The lack of such proof so far is the greatest obstacle to Mr Blair in convincing opinion in this country of the need for war. Eleven empty chemical weapons shellcases dating back to the 1980s do not constitute proof. Nor do the British and US government "dossiers" that itemise the amount of weaponry unaccounted for by Iraq since the Gulf War and President Saddam's past crimes. Nor does the rhetoric, however impassioned, of Mr Blair and some of his ministers. All their insistence that they "believe" or even "know" President Saddam is "lying", "concealing evidence", intimidating scientists, or "cynically deceiving" the UN, cannot disguise this absence of proof.

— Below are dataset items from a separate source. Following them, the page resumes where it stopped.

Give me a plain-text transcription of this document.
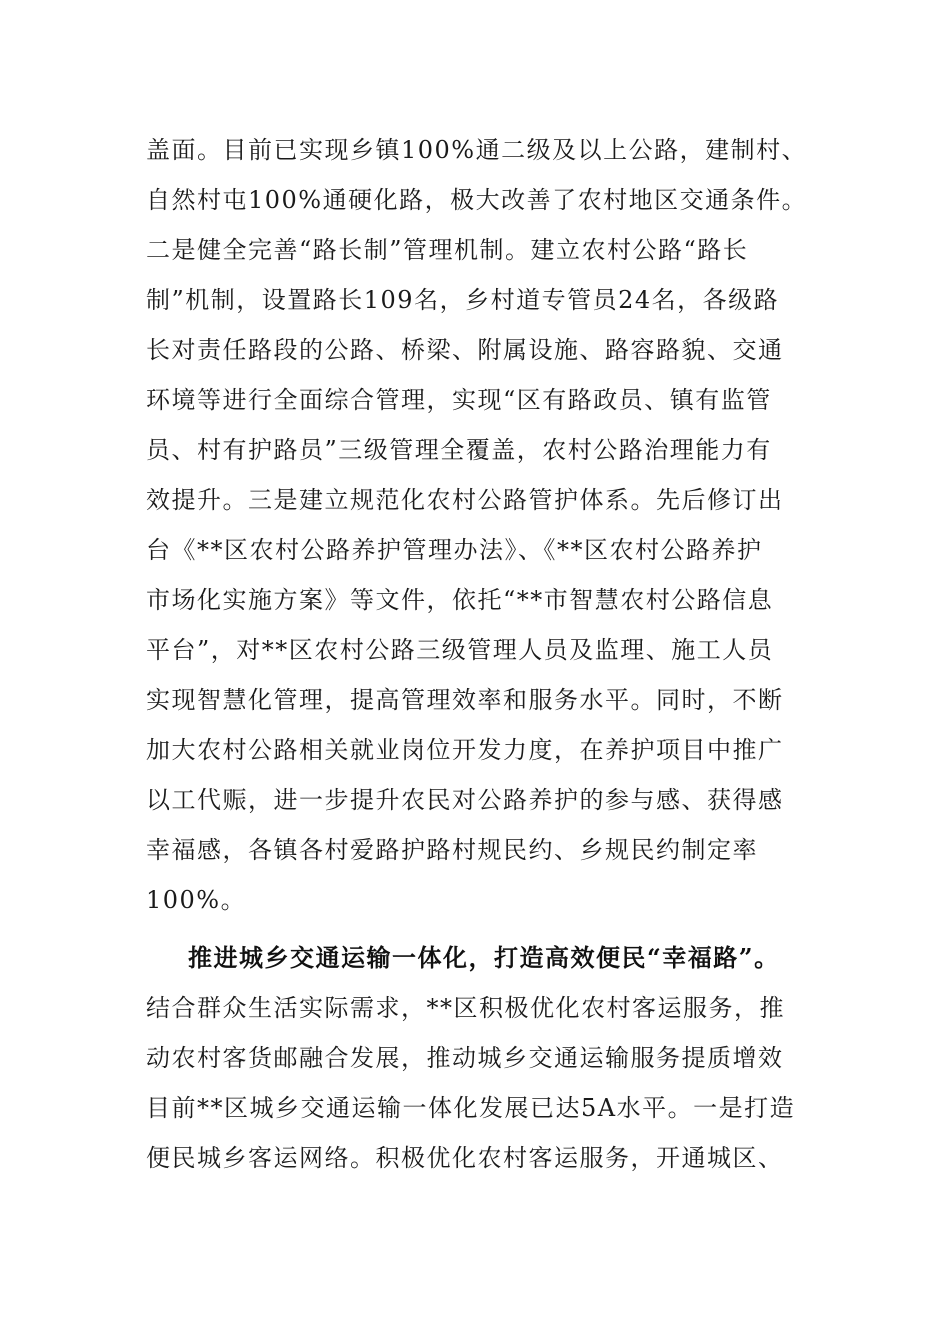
盖面。目前已实现乡镇100%通二级及以上公路，建制村、
自然村屯100%通硬化路，极大改善了农村地区交通条件。
二是健全完善“路长制”管理机制。建立农村公路“路长
制”机制，设置路长109名，乡村道专管员24名，各级路
长对责任路段的公路、桥梁、附属设施、路容路貌、交通
环境等进行全面综合管理，实现“区有路政员、镇有监管
员、村有护路员”三级管理全覆盖，农村公路治理能力有
效提升。三是建立规范化农村公路管护体系。先后修订出
台《**区农村公路养护管理办法》、《**区农村公路养护
市场化实施方案》等文件，依托“**市智慧农村公路信息
平台”，对**区农村公路三级管理人员及监理、施工人员
实现智慧化管理，提高管理效率和服务水平。同时，不断
加大农村公路相关就业岗位开发力度，在养护项目中推广
以工代赈，进一步提升农民对公路养护的参与感、获得感
幸福感，各镇各村爱路护路村规民约、乡规民约制定率
100%。
推进城乡交通运输一体化，打造高效便民“幸福路”。
结合群众生活实际需求，**区积极优化农村客运服务，推
动农村客货邮融合发展，推动城乡交通运输服务提质增效
目前**区城乡交通运输一体化发展已达5A水平。一是打造
便民城乡客运网络。积极优化农村客运服务，开通城区、
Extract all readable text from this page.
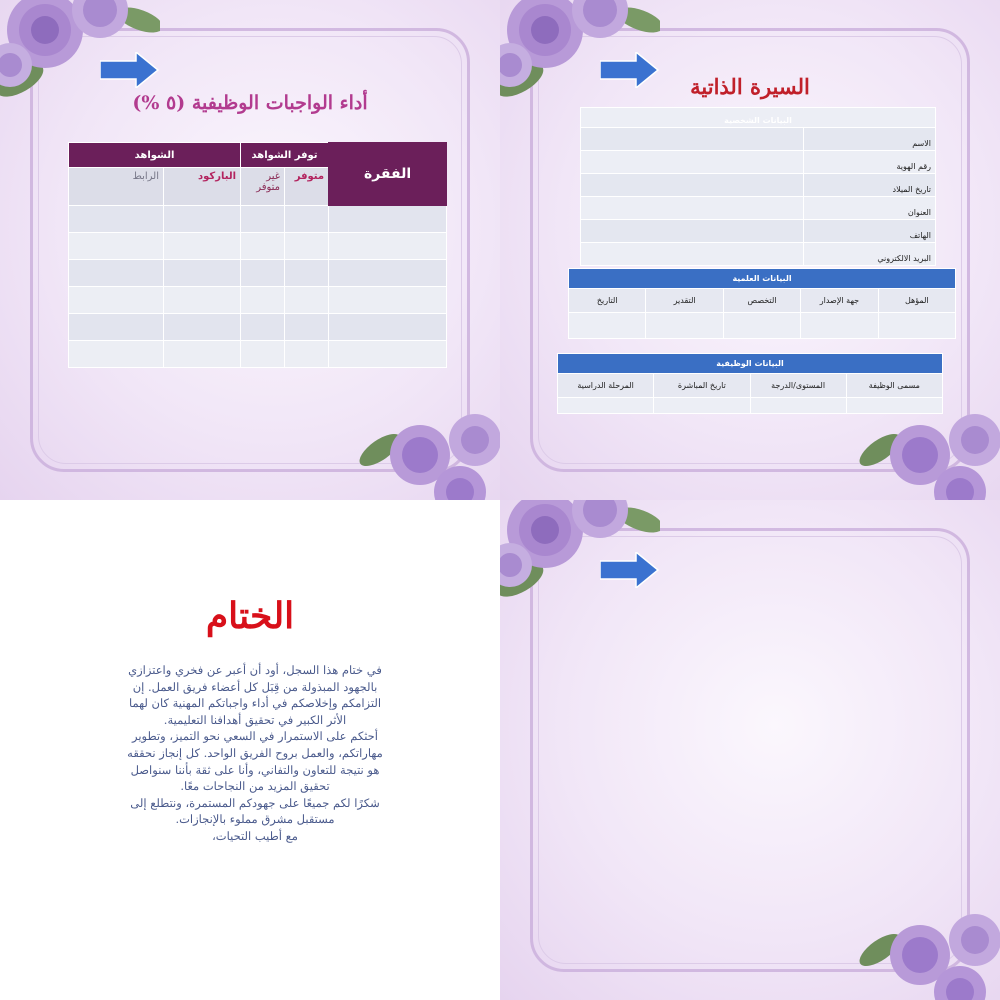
أداء الواجبات الوظيفية (٥ %)
الفقرة	توفر الشواهد		الشواهد	
	متوفر	غير متوفر	الباركود	الرابط

السيرة الذاتية
البيانات الشخصية	
الاسم	
رقم الهوية	
تاريخ الميلاد	
العنوان	
الهاتف	
البريد الالكتروني	
البيانات العلمية				
المؤهل	جهة الإصدار	التخصص	التقدير	التاريخ

البيانات الوظيفية			
مسمى الوظيفة	المستوى/الدرجة	تاريخ المباشرة	المرحلة الدراسية

الختام
في ختام هذا السجل، أود أن أعبر عن فخري واعتزازي
بالجهود المبذولة من قِبَل كل أعضاء فريق العمل. إن
التزامكم وإخلاصكم في أداء واجباتكم المهنية كان لهما
الأثر الكبير في تحقيق أهدافنا التعليمية.
أحثكم على الاستمرار في السعي نحو التميز، وتطوير
مهاراتكم، والعمل بروح الفريق الواحد. كل إنجاز نحققه
هو نتيجة للتعاون والتفاني، وأنا على ثقة بأننا سنواصل
تحقيق المزيد من النجاحات معًا.
شكرًا لكم جميعًا على جهودكم المستمرة، ونتطلع إلى
مستقبل مشرق مملوء بالإنجازات.
مع أطيب التحيات،
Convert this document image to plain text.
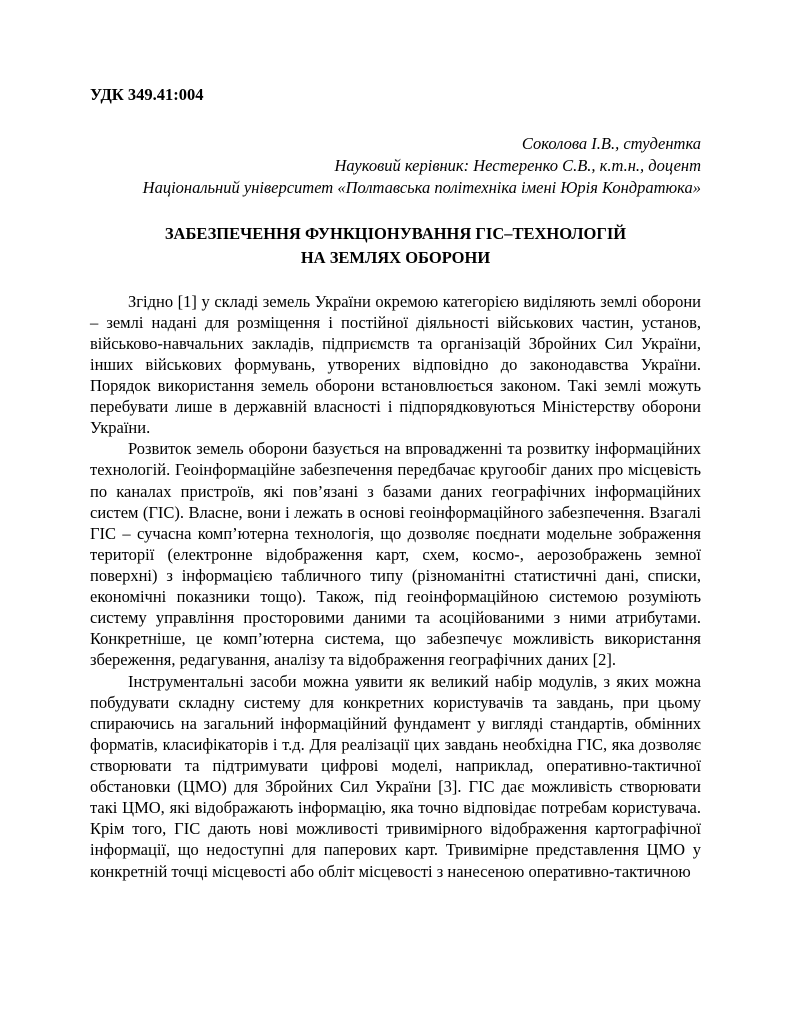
УДК 349.41:004
Соколова І.В., студентка
Науковий керівник: Нестеренко С.В., к.т.н., доцент
Національний університет «Полтавська політехніка імені Юрія Кондратюка»
ЗАБЕЗПЕЧЕННЯ ФУНКЦІОНУВАННЯ ГІС–ТЕХНОЛОГІЙ
НА ЗЕМЛЯХ ОБОРОНИ

Згідно [1] у складі земель України окремою категорією виділяють землі оборони – землі надані для розміщення і постійної діяльності військових частин, установ, військово-навчальних закладів, підприємств та організацій Збройних Сил України, інших військових формувань, утворених відповідно до законодавства України. Порядок використання земель оборони встановлюється законом. Такі землі можуть перебувати лише в державній власності і підпорядковуються Міністерству оборони України.

Розвиток земель оборони базується на впровадженні та розвитку інформаційних технологій. Геоінформаційне забезпечення передбачає кругообіг даних про місцевість по каналах пристроїв, які пов’язані з базами даних географічних інформаційних систем (ГІС). Власне, вони і лежать в основі геоінформаційного забезпечення. Взагалі ГІС – сучасна комп’ютерна технологія, що дозволяє поєднати модельне зображення території (електронне відображення карт, схем, космо-, аерозображень земної поверхні) з інформацією табличного типу (різноманітні статистичні дані, списки, економічні показники тощо). Також, під геоінформаційною системою розуміють систему управління просторовими даними та асоційованими з ними атрибутами. Конкретніше, це комп’ютерна система, що забезпечує можливість використання збереження, редагування, аналізу та відображення географічних даних [2].

Інструментальні засоби можна уявити як великий набір модулів, з яких можна побудувати складну систему для конкретних користувачів та завдань, при цьому спираючись на загальний інформаційний фундамент у вигляді стандартів, обмінних форматів, класифікаторів і т.д. Для реалізації цих завдань необхідна ГІС, яка дозволяє створювати та підтримувати цифрові моделі, наприклад, оперативно-тактичної обстановки (ЦМО) для Збройних Сил України [3]. ГІС дає можливість створювати такі ЦМО, які відображають інформацію, яка точно відповідає потребам користувача. Крім того, ГІС дають нові можливості тривимірного відображення картографічної інформації, що недоступні для паперових карт. Тривимірне представлення ЦМО у конкретній точці місцевості або обліт місцевості з нанесеною оперативно-тактичною
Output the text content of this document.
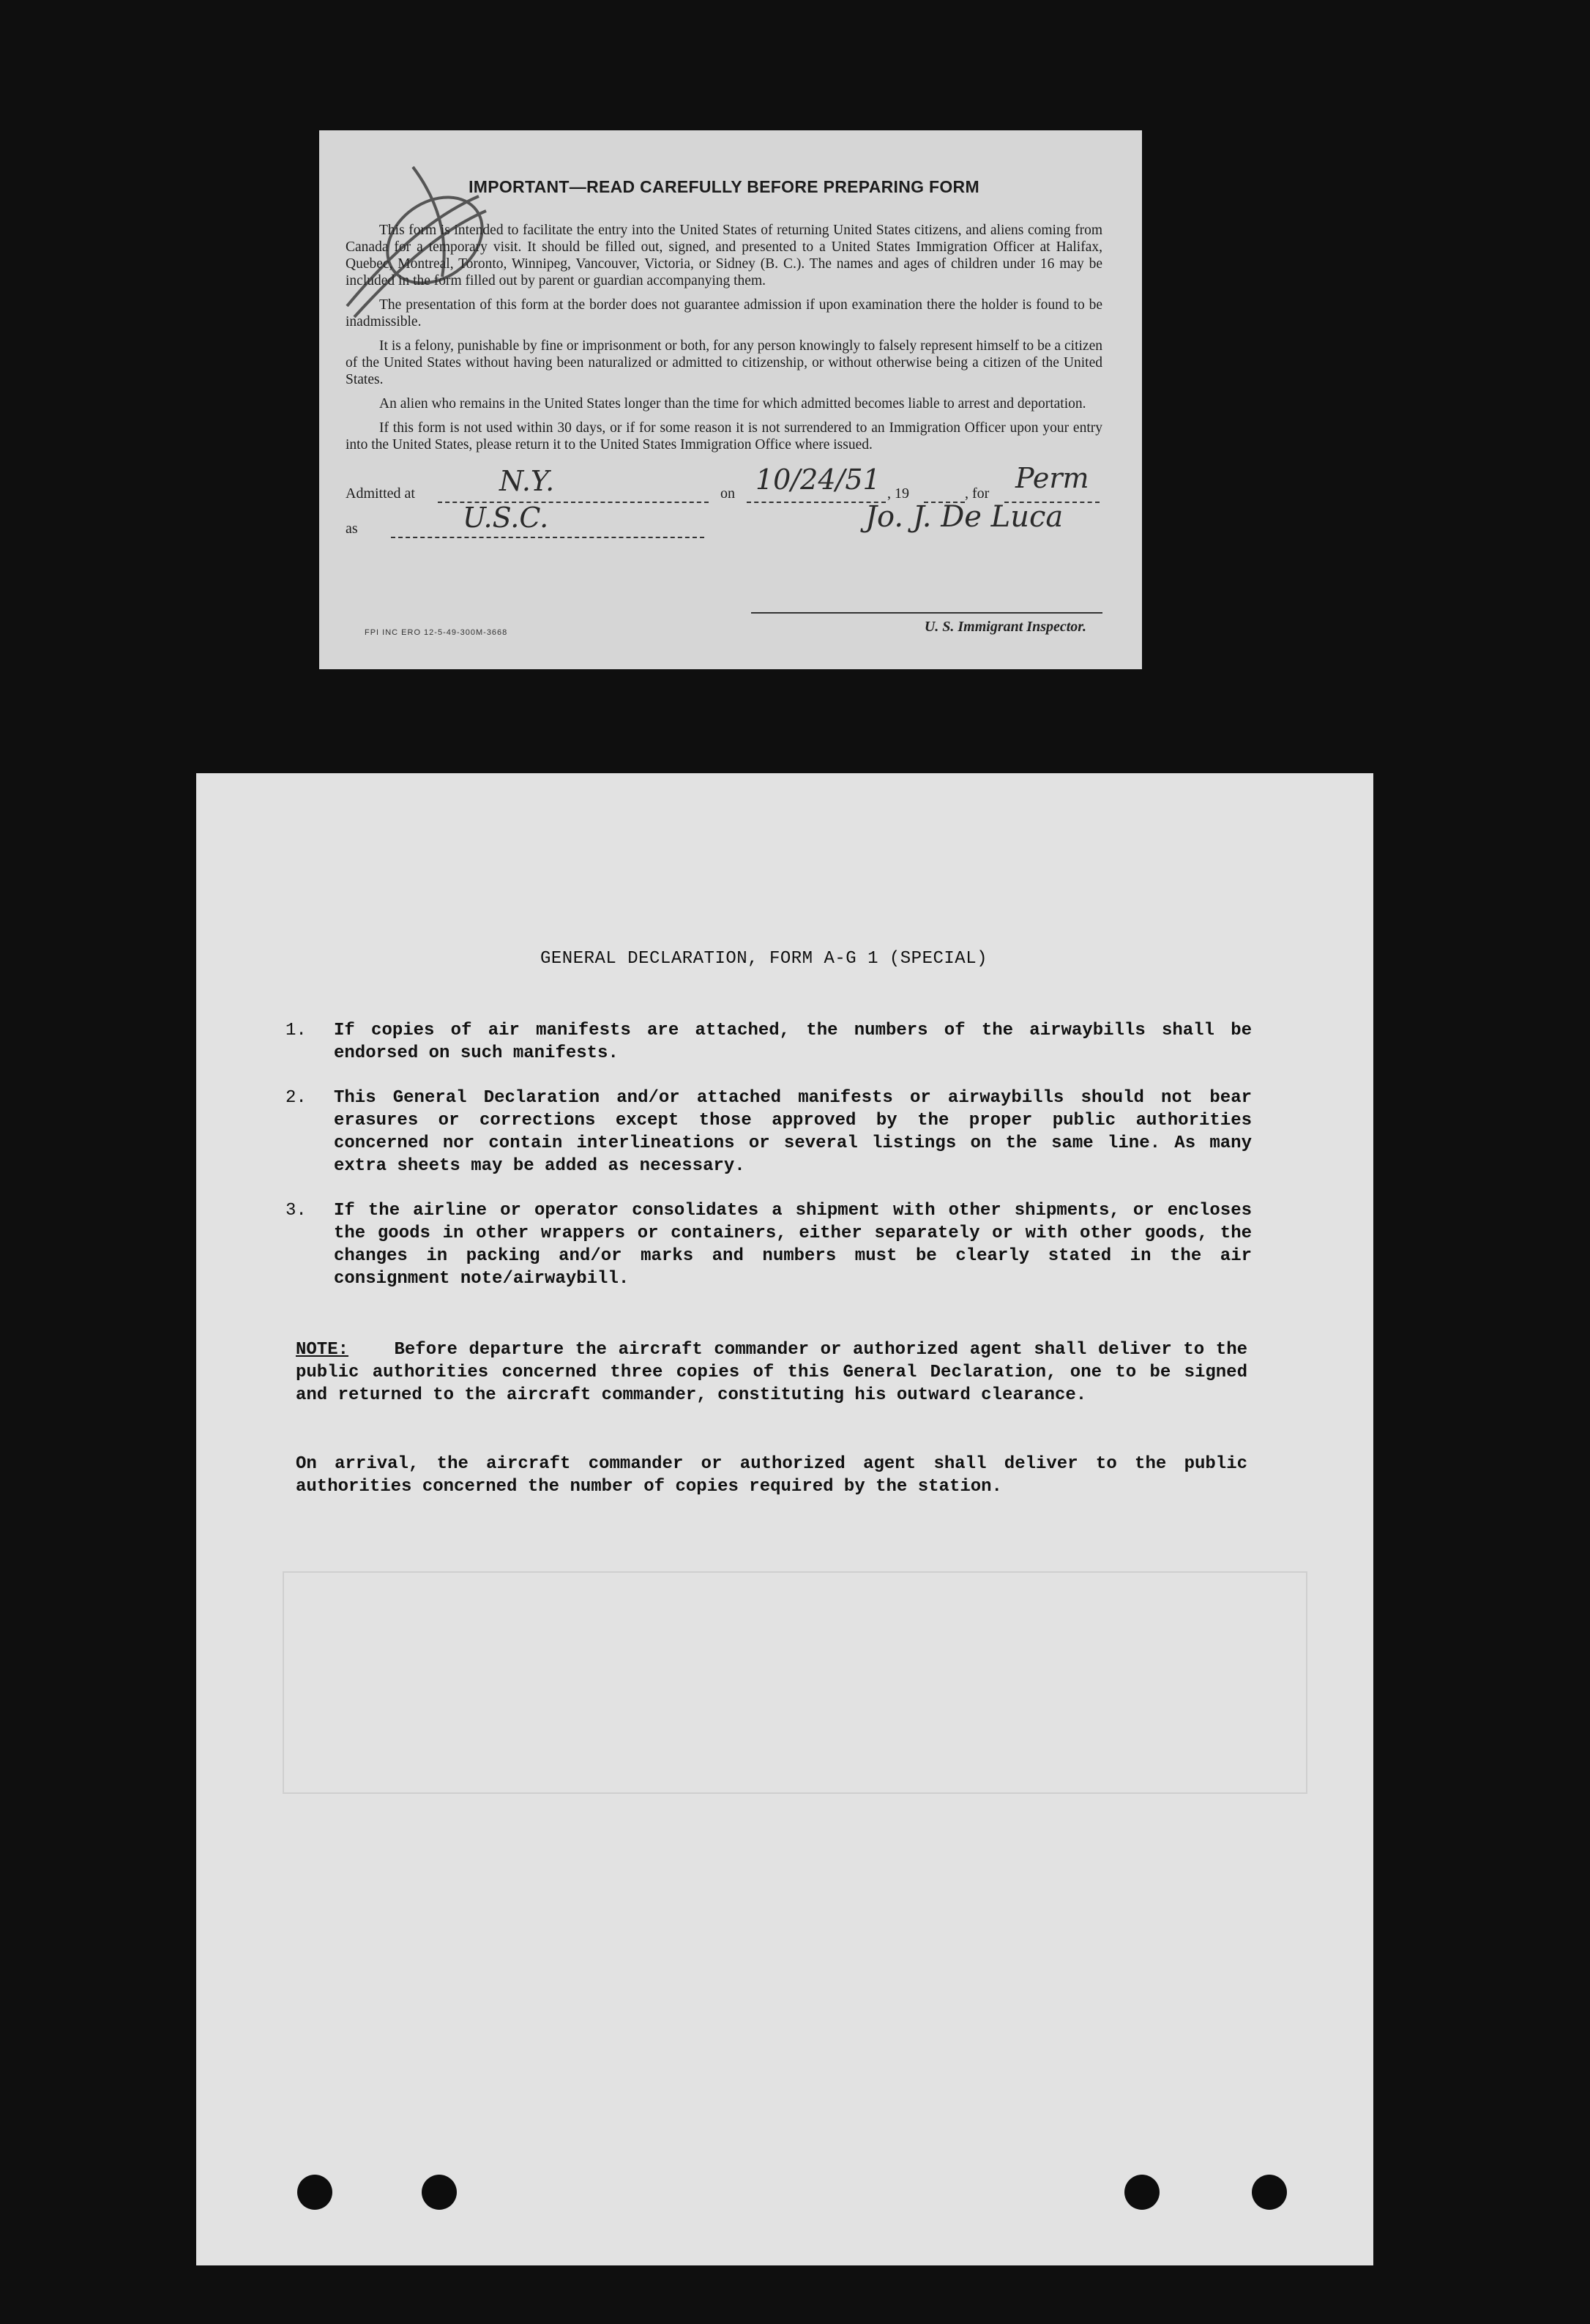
IMPORTANT—READ CAREFULLY BEFORE PREPARING FORM

This form is intended to facilitate the entry into the United States of returning United States citizens, and aliens coming from Canada for a temporary visit. It should be filled out, signed, and presented to a United States Immigration Officer at Halifax, Quebec, Montreal, Toronto, Winnipeg, Vancouver, Victoria, or Sidney (B. C.). The names and ages of children under 16 may be included in the form filled out by parent or guardian accompanying them.

The presentation of this form at the border does not guarantee admission if upon examination there the holder is found to be inadmissible.

It is a felony, punishable by fine or imprisonment or both, for any person knowingly to falsely represent himself to be a citizen of the United States without having been naturalized or admitted to citizenship, or without otherwise being a citizen of the United States.

An alien who remains in the United States longer than the time for which admitted becomes liable to arrest and deportation.

If this form is not used within 30 days, or if for some reason it is not surrendered to an Immigration Officer upon your entry into the United States, please return it to the United States Immigration Office where issued.

Admitted at	N.Y.	on 10/24/51 , 19	, for Perm
as	U.S.C.	Jo. J. De Luca
U. S. Immigrant Inspector.
FPI INC ERO 12-5-49-300M-3668
GENERAL DECLARATION, FORM A-G 1 (SPECIAL)
1.	If copies of air manifests are attached, the numbers of the airwaybills shall be endorsed on such manifests.
2.	This General Declaration and/or attached manifests or airwaybills should not bear erasures or corrections except those approved by the proper public authorities concerned nor contain interlineations or several listings on the same line. As many extra sheets may be added as necessary.
3.	If the airline or operator consolidates a shipment with other shipments, or encloses the goods in other wrappers or containers, either separately or with other goods, the changes in packing and/or marks and numbers must be clearly stated in the air consignment note/airwaybill.
NOTE:	Before departure the aircraft commander or authorized agent shall deliver to the public authorities concerned three copies of this General Declaration, one to be signed and returned to the aircraft commander, constituting his outward clearance.
On arrival, the aircraft commander or authorized agent shall deliver to the public authorities concerned the number of copies required by the station.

American officials express confidence that, when the time comes, European countries will willingly join an anti-Iraq coalition, just as they did before the Gulf War, and public opinion will be supportive. So far, though, circumstances are quite different.

Back in 1991, Iraq had invaded Kuwait and was in occupation. Only when Baghdad had rejected all appeals to leave was armed force applied. Whatever anyone's feelings about the existence or validity of "international law", Iraq had clearly violated every principle of acceptable conduct.

Mr Bush and Mr Blair may be trying to bludgeon Baghdad into capitulating without a fight. But it will take a higher standard of proof than is currently on offer to convince a majority in Britain and on the Continent that the only possible solution is war.